Thérèse Kayikwamba Wagner, ministre congolaise des Affaires étrangères, au Conseil des droits de l'homme des Nations-Unies. Genève. Capture d'écran/ MONGONGO NEWS
La République démocratique du Congo a réaffirmé son engagement à combattre les violations des droits humains, en particulier dans les zones affectées par le conflit armé dans l’Est du pays. S’exprimant devant le Conseil des droits de l’homme à Genève, la ministre d’État aux Affaires étrangères, Thérèse Kayikwamba Wagner, a assuré que Kinshasa a placé la protection des civils, notamment des femmes et des enfants, au cœur de son action publique.
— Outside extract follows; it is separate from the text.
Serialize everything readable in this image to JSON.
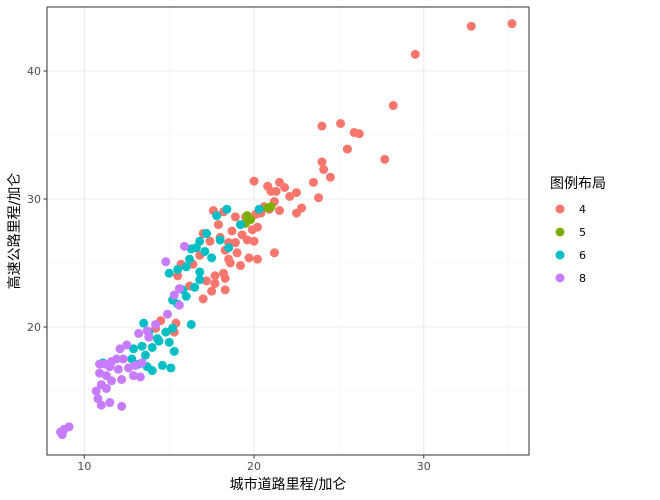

Devant le Conseil des droits de l’homme des Nations unies, la cheffe de la diplomatie congolaise a évoqué une série de réformes destinées à renforcer l’État de droit et à garantir la redevabilité. Elle a notamment mis en avant une « politique de tolérance zéro » face aux violences sexuelles liées au conflit, accompagnée de poursuites judiciaires et de la mise en place d’un fonds national de réparation destiné à restaurer les droits et la dignité des victimes.
Dans cette dynamique, le gouvernement congolais affirme également s’attaquer aux causes profondes des violations, notamment à travers la création d’un tribunal pénal économique et financier chargé de réprimer les crimes économiques et les faits de corruption, considérés comme des facteurs aggravant la fragilité sociale et la privation des droits fondamentaux.
Plus de 17 000 violations recensées dans l’Est
Thérèse Kayikwamba a par ailleurs dressé un tableau préoccupant de la situation sécuritaire dans les provinces du Nord-Kivu et du Sud-Kivu, où plusieurs mécanismes internationaux ont documenté des abus graves. Selon elle, les exactions attribuées notamment à la rébellion de l’AFC-M23 incluent des exécutions, des violences sexuelles, des déplacements forcés, l’enrôlement d’enfants et le pillage des ressources naturelles.
Un rapport consolidé présenté par Kinshasa fait état de plus de 17 000 atteintes graves aux droits humains, dont plus de 15 000 décès, des centaines d’enlèvements et des millions de déplacés. Face à cette situation, les autorités congolaises affirment avoir pris des mesures juridiques pour préserver l’ordre légal, notamment par l’annulation des actes posés dans les zones sous occupation et par l’ouverture de procédures judiciaires visant les auteurs présumés de ces crimes.
La RDC indique également coopérer avec les mécanismes internationaux d’enquête afin d’établir les responsabilités et de garantir que les violations ne restent pas impunies. Les autorités affirment poursuivre en parallèle leurs efforts pour prévenir les discours de haine et assurer le respect des garanties judiciaires dans le traitement des infractions liées au conflit.
Dans la même ligne, la RDC a insisté sur l’importance de préserver la crédibilité du système international de protection des droits humains, considérant que la justice et la reddition des comptes demeurent indispensables à toute perspective de paix durable et de stabilité.
Le gouvernement congolais a aussi rappelé son exigence quant au respect des normes internationales dans l’exploitation des ressources naturelles stratégiques, affirmant sa volonté de renforcer la responsabilité des acteurs impliqués dans ces chaînes économiques, dans un contexte où les violences persistantes continuent, selon lui, de compromettre ces efforts.